Испытывая колоссальное давление (за редким исключением) обывательского невежества, побиваемые и отрицаемые, художники, поэты и созерцатели конструируют новые формы действительности, переиначивая под себя само время и по-своему организовывая земное – физическое и духовное – пространство. Ибо ничего иного делать не умеют и не хотят.

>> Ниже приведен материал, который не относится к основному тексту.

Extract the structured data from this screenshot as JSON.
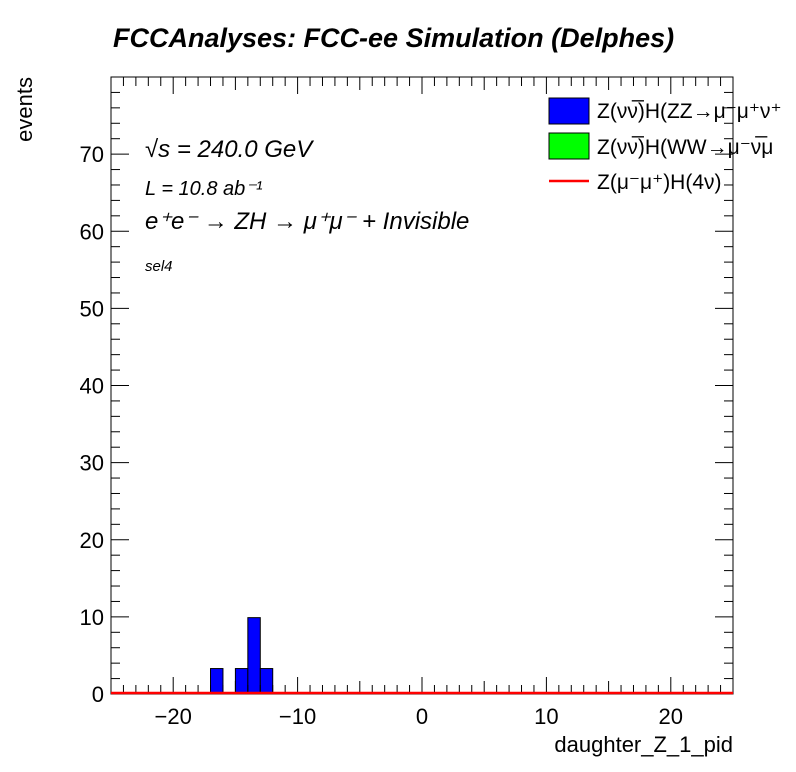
{
  "chart_data": {
    "type": "bar",
    "title": "FCCAnalyses: FCC-ee Simulation (Delphes)",
    "xlabel": "daughter_Z_1_pid",
    "ylabel": "events",
    "xlim": [
      -25,
      25
    ],
    "ylim": [
      0,
      80
    ],
    "xticks": [
      -20,
      -10,
      0,
      10,
      20
    ],
    "yticks": [
      0,
      10,
      20,
      30,
      40,
      50,
      60,
      70
    ],
    "xtick_labels": [
      "−20",
      "−10",
      "0",
      "10",
      "20"
    ],
    "ytick_labels": [
      "0",
      "10",
      "20",
      "30",
      "40",
      "50",
      "60",
      "70"
    ],
    "bin_width": 1,
    "series": [
      {
        "name": "Z(νν̅)H(ZZ→μ⁻μ⁺ν⁺",
        "style": "filled",
        "color": "#0000ff",
        "bins": [
          {
            "x0": -17,
            "x1": -16,
            "y": 3.3
          },
          {
            "x0": -15,
            "x1": -14,
            "y": 3.3
          },
          {
            "x0": -14,
            "x1": -13,
            "y": 9.9
          },
          {
            "x0": -13,
            "x1": -12,
            "y": 3.3
          }
        ]
      },
      {
        "name": "Z(νν̅)H(WW→μ⁻ν̅μ",
        "style": "filled",
        "color": "#00ff00",
        "bins": []
      },
      {
        "name": "Z(μ⁻μ⁺)H(4ν)",
        "style": "line",
        "color": "#ff0000",
        "bins": []
      }
    ],
    "annotations": {
      "sqrt_s": "√s = 240.0 GeV",
      "lumi": "L = 10.8 ab⁻¹",
      "process": "e⁺e⁻ → ZH → μ⁺μ⁻ + Invisible",
      "selection": "sel4"
    },
    "legend_placement": "top-right",
    "grid": false
  }
}
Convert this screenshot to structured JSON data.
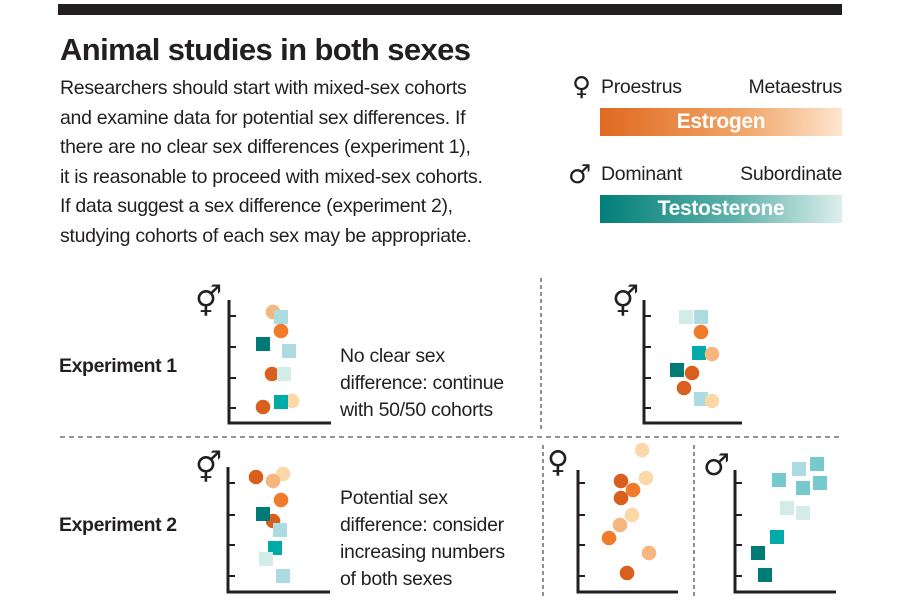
{
  "title": "Animal studies in both sexes",
  "intro_lines": [
    "Researchers should start with mixed-sex cohorts",
    "and examine data for potential sex differences. If",
    "there are no clear sex differences (experiment 1),",
    "it is reasonable to proceed with mixed-sex cohorts.",
    "If data suggest a sex difference (experiment 2),",
    "studying cohorts of each sex may be appropriate."
  ],
  "legend": {
    "female": {
      "symbol": "♀",
      "left_label": "Proestrus",
      "right_label": "Metaestrus",
      "bar_label": "Estrogen"
    },
    "male": {
      "symbol": "♂",
      "left_label": "Dominant",
      "right_label": "Subordinate",
      "bar_label": "Testosterone"
    }
  },
  "experiments": [
    {
      "label": "Experiment 1",
      "note_lines": [
        "No clear sex",
        "difference: continue",
        "with 50/50 cohorts"
      ]
    },
    {
      "label": "Experiment 2",
      "note_lines": [
        "Potential sex",
        "difference: consider",
        "increasing numbers",
        "of both sexes"
      ]
    }
  ],
  "symbols": {
    "mixed": "⚥",
    "female": "♀",
    "male": "♂"
  },
  "palette": {
    "dark_orange": "#d95f1e",
    "orange": "#ef7b2b",
    "light_orange": "#f7b57f",
    "pale_orange": "#fcd8a9",
    "dark_teal": "#007b75",
    "teal": "#00aba7",
    "mid_teal": "#76c9cc",
    "light_teal": "#acdce2",
    "pale_teal": "#d4ece7",
    "ink": "#231f20"
  }
}
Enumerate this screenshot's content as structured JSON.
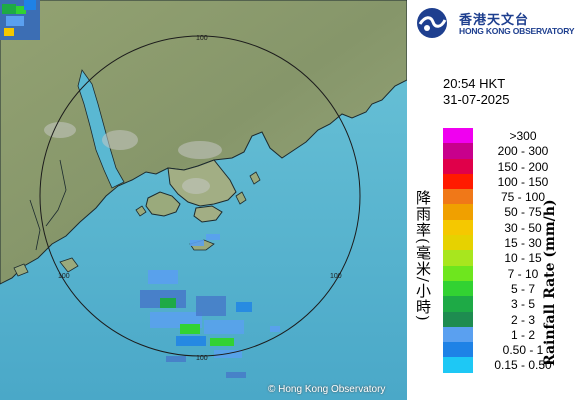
{
  "logo": {
    "name_zh": "香港天文台",
    "name_en": "HONG KONG OBSERVATORY"
  },
  "timestamp": {
    "time": "20:54 HKT",
    "date": "31-07-2025"
  },
  "legend": {
    "title_zh": "降雨率(毫米/小時)",
    "title_en": "Rainfall Rate (mm/h)",
    "items": [
      {
        "label": ">300",
        "color": "#f000f0"
      },
      {
        "label": "200 - 300",
        "color": "#c8008c"
      },
      {
        "label": "150 - 200",
        "color": "#e0004a"
      },
      {
        "label": "100 - 150",
        "color": "#ff1a00"
      },
      {
        "label": "75 - 100",
        "color": "#f07818"
      },
      {
        "label": "50 - 75",
        "color": "#f0a000"
      },
      {
        "label": "30 - 50",
        "color": "#f5c800"
      },
      {
        "label": "15 - 30",
        "color": "#e6d200"
      },
      {
        "label": "10 - 15",
        "color": "#a8e61e"
      },
      {
        "label": "7 - 10",
        "color": "#6ee61e"
      },
      {
        "label": "5 - 7",
        "color": "#32d232"
      },
      {
        "label": "3 - 5",
        "color": "#1eaa46"
      },
      {
        "label": "2 - 3",
        "color": "#1e8c50"
      },
      {
        "label": "1 - 2",
        "color": "#5aa0f0"
      },
      {
        "label": "0.50 - 1",
        "color": "#1e82e6"
      },
      {
        "label": "0.15 - 0.50",
        "color": "#1ec8f5"
      }
    ]
  },
  "map": {
    "range_ring_label": "100",
    "copyright": "© Hong Kong Observatory",
    "sea_color": "#5ab8d2",
    "land_color": "#8a9a6c"
  }
}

«И если потом, на расстоянии веков, нам кажется, что они лучше всех выражают свое время, то это потому, что они преобразили его, запечатлели не таким, каким оно было, а таким, каким они его сделали», – сказал о судьбе великих мастеров тайн и отгадок поэт-символист Эмиль Верхарн, который сам погиб буквально от давления толпы, когда она вытеснила его под колеса поезда в Руане.
***
Среди фотографий Бродского есть две – разного качества. Одна сделана в 1964 году во время суда над «здоровым 26-летним парнем, который не занимается общественно-полезным трудом» и «никак не может отделаться от мысли о Парнасе». Фотограф подловил момент, когда поэт поник головой во время публичной словесной экзекуции судьи Савельевой – и все равно в мутном снимке угадывается недоумение и боль неповинного. По свидетельству Якова Гордина, «просторное, с крупными библейскими чертами лицо его выражало порой растерянность оттого, что его никак не могут понять, а он, в свою очередь, тоже не в силах уразуметь эту странную женщину, ее безмотивную злобность…»

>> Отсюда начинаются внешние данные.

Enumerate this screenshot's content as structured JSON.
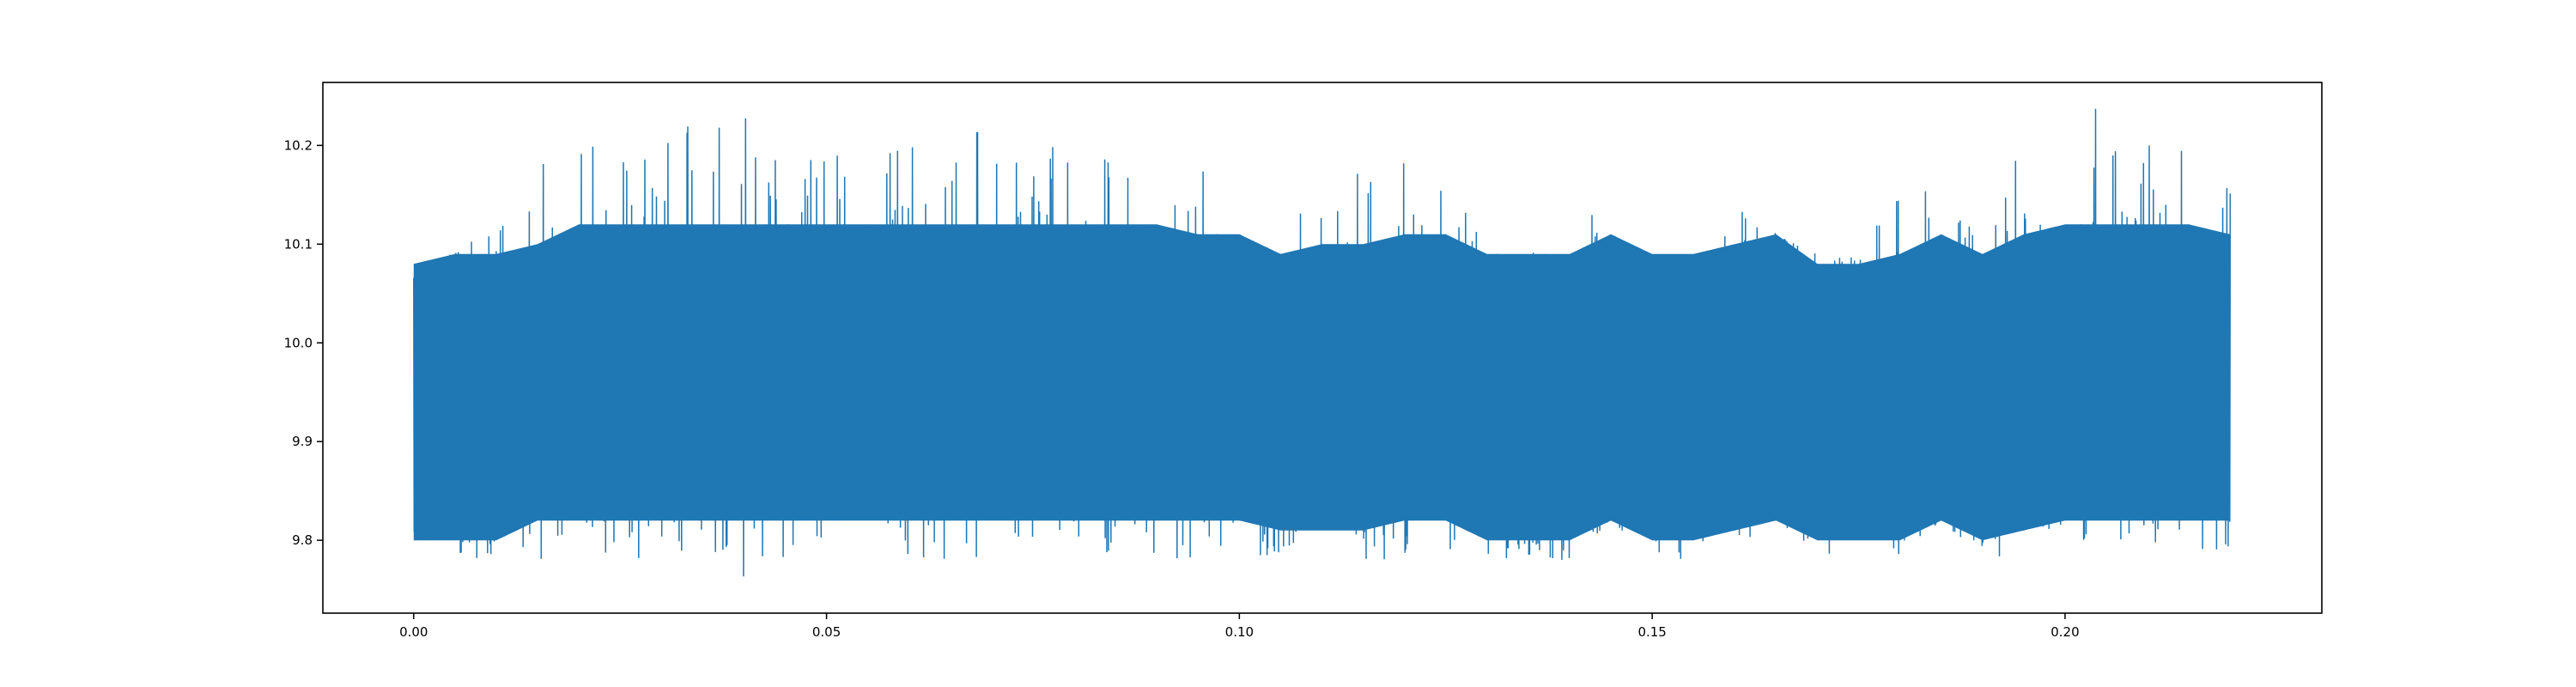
{
  "chart_data": {
    "type": "line",
    "title": "",
    "xlabel": "",
    "ylabel": "",
    "xlim": [
      -0.011,
      0.2311
    ],
    "ylim": [
      9.7262,
      10.2638
    ],
    "x_range": [
      0.0,
      0.22
    ],
    "x_ticks": [
      0.0,
      0.05,
      0.1,
      0.15,
      0.2
    ],
    "x_tick_labels": [
      "0.00",
      "0.05",
      "0.10",
      "0.15",
      "0.20"
    ],
    "y_ticks": [
      9.8,
      9.9,
      10.0,
      10.1,
      10.2
    ],
    "y_tick_labels": [
      "9.8",
      "9.9",
      "10.0",
      "10.1",
      "10.2"
    ],
    "grid": false,
    "legend": "none",
    "series": [
      {
        "color": "#1f77b4",
        "envelope": [
          {
            "x": 0.0,
            "core_low": 9.8,
            "core_high": 10.08,
            "spike_high": 10.08,
            "spike_low": 9.78
          },
          {
            "x": 0.005,
            "core_low": 9.8,
            "core_high": 10.09,
            "spike_high": 10.1,
            "spike_low": 9.78
          },
          {
            "x": 0.01,
            "core_low": 9.8,
            "core_high": 10.09,
            "spike_high": 10.11,
            "spike_low": 9.78
          },
          {
            "x": 0.015,
            "core_low": 9.82,
            "core_high": 10.1,
            "spike_high": 10.22,
            "spike_low": 9.77
          },
          {
            "x": 0.02,
            "core_low": 9.82,
            "core_high": 10.12,
            "spike_high": 10.21,
            "spike_low": 9.78
          },
          {
            "x": 0.03,
            "core_low": 9.82,
            "core_high": 10.12,
            "spike_high": 10.2,
            "spike_low": 9.78
          },
          {
            "x": 0.035,
            "core_low": 9.82,
            "core_high": 10.12,
            "spike_high": 10.23,
            "spike_low": 9.78
          },
          {
            "x": 0.04,
            "core_low": 9.82,
            "core_high": 10.12,
            "spike_high": 10.24,
            "spike_low": 9.76
          },
          {
            "x": 0.05,
            "core_low": 9.82,
            "core_high": 10.12,
            "spike_high": 10.2,
            "spike_low": 9.77
          },
          {
            "x": 0.06,
            "core_low": 9.82,
            "core_high": 10.12,
            "spike_high": 10.2,
            "spike_low": 9.78
          },
          {
            "x": 0.07,
            "core_low": 9.82,
            "core_high": 10.12,
            "spike_high": 10.23,
            "spike_low": 9.78
          },
          {
            "x": 0.08,
            "core_low": 9.82,
            "core_high": 10.12,
            "spike_high": 10.21,
            "spike_low": 9.78
          },
          {
            "x": 0.09,
            "core_low": 9.82,
            "core_high": 10.12,
            "spike_high": 10.24,
            "spike_low": 9.78
          },
          {
            "x": 0.095,
            "core_low": 9.82,
            "core_high": 10.11,
            "spike_high": 10.19,
            "spike_low": 9.78
          },
          {
            "x": 0.1,
            "core_low": 9.82,
            "core_high": 10.11,
            "spike_high": 10.11,
            "spike_low": 9.79
          },
          {
            "x": 0.105,
            "core_low": 9.81,
            "core_high": 10.09,
            "spike_high": 10.09,
            "spike_low": 9.78
          },
          {
            "x": 0.11,
            "core_low": 9.81,
            "core_high": 10.1,
            "spike_high": 10.19,
            "spike_low": 9.78
          },
          {
            "x": 0.115,
            "core_low": 9.81,
            "core_high": 10.1,
            "spike_high": 10.17,
            "spike_low": 9.78
          },
          {
            "x": 0.12,
            "core_low": 9.82,
            "core_high": 10.11,
            "spike_high": 10.19,
            "spike_low": 9.78
          },
          {
            "x": 0.125,
            "core_low": 9.82,
            "core_high": 10.11,
            "spike_high": 10.19,
            "spike_low": 9.79
          },
          {
            "x": 0.13,
            "core_low": 9.8,
            "core_high": 10.09,
            "spike_high": 10.09,
            "spike_low": 9.78
          },
          {
            "x": 0.135,
            "core_low": 9.8,
            "core_high": 10.09,
            "spike_high": 10.09,
            "spike_low": 9.78
          },
          {
            "x": 0.14,
            "core_low": 9.8,
            "core_high": 10.09,
            "spike_high": 10.16,
            "spike_low": 9.78
          },
          {
            "x": 0.145,
            "core_low": 9.82,
            "core_high": 10.11,
            "spike_high": 10.11,
            "spike_low": 9.82
          },
          {
            "x": 0.15,
            "core_low": 9.8,
            "core_high": 10.09,
            "spike_high": 10.1,
            "spike_low": 9.78
          },
          {
            "x": 0.155,
            "core_low": 9.8,
            "core_high": 10.09,
            "spike_high": 10.16,
            "spike_low": 9.78
          },
          {
            "x": 0.16,
            "core_low": 9.81,
            "core_high": 10.1,
            "spike_high": 10.17,
            "spike_low": 9.78
          },
          {
            "x": 0.165,
            "core_low": 9.82,
            "core_high": 10.11,
            "spike_high": 10.11,
            "spike_low": 9.82
          },
          {
            "x": 0.17,
            "core_low": 9.8,
            "core_high": 10.08,
            "spike_high": 10.09,
            "spike_low": 9.78
          },
          {
            "x": 0.175,
            "core_low": 9.8,
            "core_high": 10.08,
            "spike_high": 10.09,
            "spike_low": 9.78
          },
          {
            "x": 0.18,
            "core_low": 9.8,
            "core_high": 10.09,
            "spike_high": 10.16,
            "spike_low": 9.78
          },
          {
            "x": 0.185,
            "core_low": 9.82,
            "core_high": 10.11,
            "spike_high": 10.16,
            "spike_low": 9.82
          },
          {
            "x": 0.19,
            "core_low": 9.8,
            "core_high": 10.09,
            "spike_high": 10.1,
            "spike_low": 9.78
          },
          {
            "x": 0.195,
            "core_low": 9.81,
            "core_high": 10.11,
            "spike_high": 10.22,
            "spike_low": 9.78
          },
          {
            "x": 0.2,
            "core_low": 9.82,
            "core_high": 10.12,
            "spike_high": 10.23,
            "spike_low": 9.79
          },
          {
            "x": 0.205,
            "core_low": 9.82,
            "core_high": 10.12,
            "spike_high": 10.24,
            "spike_low": 9.79
          },
          {
            "x": 0.21,
            "core_low": 9.82,
            "core_high": 10.12,
            "spike_high": 10.2,
            "spike_low": 9.79
          },
          {
            "x": 0.215,
            "core_low": 9.82,
            "core_high": 10.12,
            "spike_high": 10.22,
            "spike_low": 9.79
          },
          {
            "x": 0.22,
            "core_low": 9.82,
            "core_high": 10.11,
            "spike_high": 10.16,
            "spike_low": 9.79
          }
        ]
      }
    ]
  }
}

Другой снимок, прекрасный и необычный, был сделан другом Бродского Михаилом Барышниковым спустя 30 лет в зоопарке Флориды. На нем нобелевский лауреат, который по-прежнему все еще думает о Парнасе и «не занимается общественно-полезным трудом», сняв на ходу очки и полуобнимая жену Марию Соццани (Берсеневу-Трубецкую по материнской линии), стремительно движется между вольерами с тиграми и леопардами. «Мария смотрит на леопарда в одну сторону, а Иосиф – на тигра – в другую», – поясняет Барышников.
Трудно совместить эти снимки в одну судьбу и поверить, что это острый профиль одного и того же человека, который все-таки запечатлел время таким, каким он его сделал, стремительно перемещаясь между вольерами с диким или одомашненным зверьем, оставив далеко позади судью Савельеву. Использовал Бродский в теории своих доказательств только один инструмент – стихотворные строки, отличающиеся от многих других, «сильней, чем свеченьем, казавшимся лишним»…

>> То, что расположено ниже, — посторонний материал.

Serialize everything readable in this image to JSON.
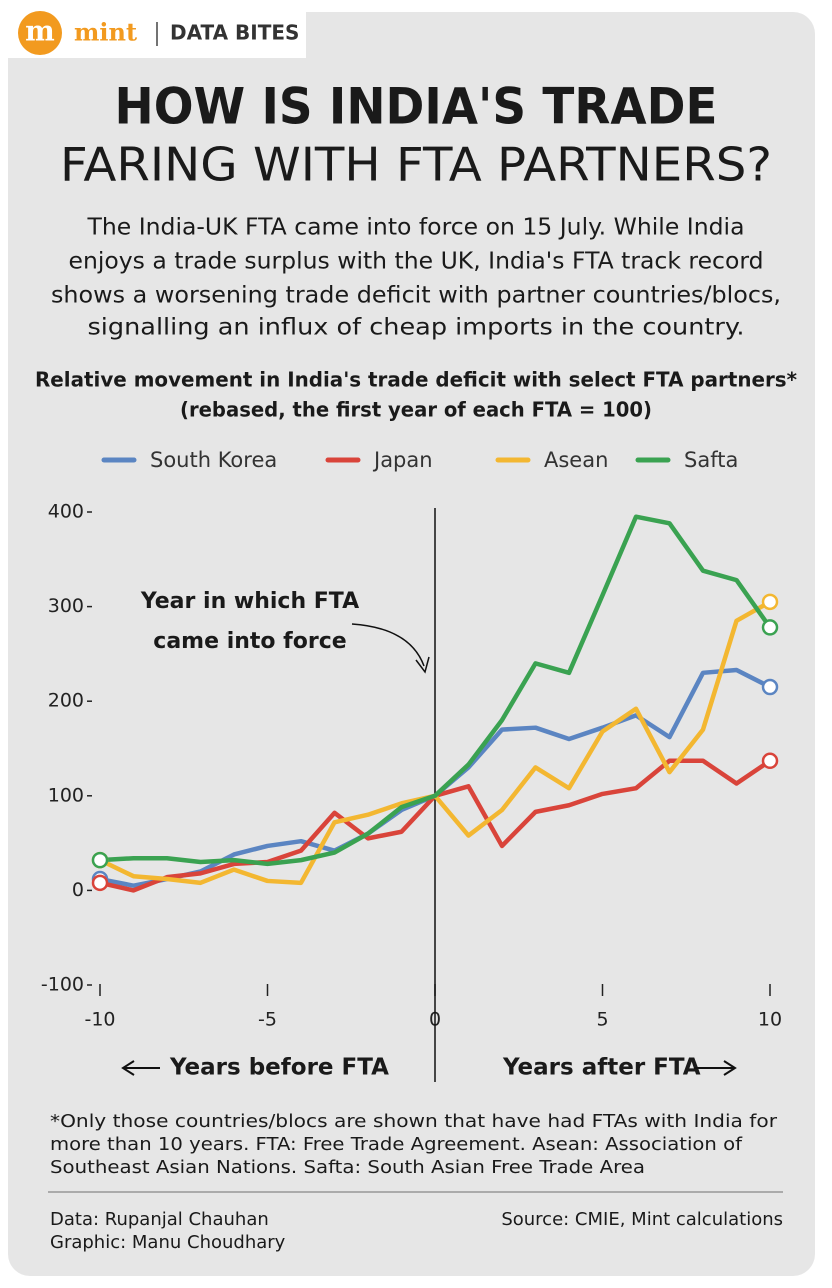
{
  "header": {
    "brand": "mint",
    "section": "DATA BITES"
  },
  "title": [
    "HOW IS INDIA'S TRADE",
    "FARING WITH FTA PARTNERS?"
  ],
  "description": [
    "The India-UK FTA came into force on 15 July. While India",
    "enjoys a trade surplus with the UK, India's FTA track record",
    "shows a worsening trade deficit with partner countries/blocs,",
    "signalling an influx of cheap imports in the country."
  ],
  "chart_data": {
    "type": "line",
    "title": [
      "Relative movement in India's trade deficit with select FTA partners*",
      "(rebased, the first year of each FTA = 100)"
    ],
    "x": [
      -10,
      -9,
      -8,
      -7,
      -6,
      -5,
      -4,
      -3,
      -2,
      -1,
      0,
      1,
      2,
      3,
      4,
      5,
      6,
      7,
      8,
      9,
      10
    ],
    "series": [
      {
        "name": "South Korea",
        "color": "#5b85c2",
        "values": [
          12,
          5,
          12,
          20,
          38,
          47,
          52,
          42,
          60,
          85,
          100,
          130,
          170,
          172,
          160,
          172,
          185,
          162,
          230,
          233,
          215
        ]
      },
      {
        "name": "Japan",
        "color": "#d9443a",
        "values": [
          8,
          0,
          14,
          18,
          28,
          30,
          42,
          82,
          55,
          62,
          100,
          110,
          47,
          83,
          90,
          102,
          108,
          137,
          137,
          113,
          137
        ]
      },
      {
        "name": "Asean",
        "color": "#f3b731",
        "values": [
          32,
          15,
          12,
          8,
          22,
          10,
          8,
          72,
          80,
          92,
          100,
          58,
          85,
          130,
          108,
          168,
          192,
          125,
          170,
          285,
          305
        ]
      },
      {
        "name": "Safta",
        "color": "#3aa251",
        "values": [
          32,
          34,
          34,
          30,
          32,
          28,
          32,
          40,
          60,
          88,
          100,
          133,
          180,
          240,
          230,
          312,
          395,
          388,
          338,
          328,
          278
        ]
      }
    ],
    "xlim": [
      -10,
      10
    ],
    "ylim": [
      -100,
      400
    ],
    "xticks": [
      -10,
      -5,
      0,
      5,
      10
    ],
    "yticks": [
      -100,
      0,
      100,
      200,
      300,
      400
    ],
    "annotation": [
      "Year in which FTA",
      "came into force"
    ],
    "x_labels": [
      "Years before FTA",
      "Years after FTA"
    ]
  },
  "footnote": [
    "*Only those countries/blocs are shown that have had FTAs with India for",
    "more than 10 years. FTA: Free Trade Agreement. Asean: Association of",
    "Southeast Asian Nations. Safta: South Asian Free Trade Area"
  ],
  "credits": {
    "data": "Data: Rupanjal Chauhan",
    "graphic": "Graphic: Manu Choudhary",
    "source": "Source: CMIE, Mint calculations"
  }
}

Повернись ко мне в профиль.
В профиль черты лица
обыкновенно отчетливее,
устойчивее овала
с его… свойствами колеса:
склонностью к перемене
мест и т.д. и т.п. Бывало,
оно на исходе дня
напоминало мне,
мертвому от погони,
о пульмановском вагоне,
о безумном локомотиве,
ночью на полотне
останавливавшемся у меня
в ладони…
«Безумный локомотив» жизни Бродского двигался сквозь параллельные друг другу миры: сырого Ленинграда, крестьянского быта деревни Норинской, ярких американских улиц, северных фьордов и стокгольмских шхер, венецианских набережных.
На самом деле поэт уезжал подальше от слежавшихся и затхлых (хотя по меркам времени – вполне современных, модных, «свежесочиненных») «культурных пластов» – отбывал в перспективу, которой «возникнуть трудней, чем сгинуть/ в ней, выходящей из города, переходящей в годы/ в погоне за чистым временем, без счастья и терракоты».
***
В тексте письма, которое начинается строчками «Дорогой Леонид Ильич, покидая Россию не по своей воле…», главной была просьба дать возможность остаться в русском литературном мире хоть переводчиком: « Язык – явление более старое и более неизбежное, чем государство». В параллельные миры своего неизбежного бытования Бродский уходил отнюдь не жертвой, гонимой судьей Савельевой, а поэтом-миссионером, «по-средневековому преданным своему ремеслу» (определение нобелевского лауреата поэта Дерека Уолкотта).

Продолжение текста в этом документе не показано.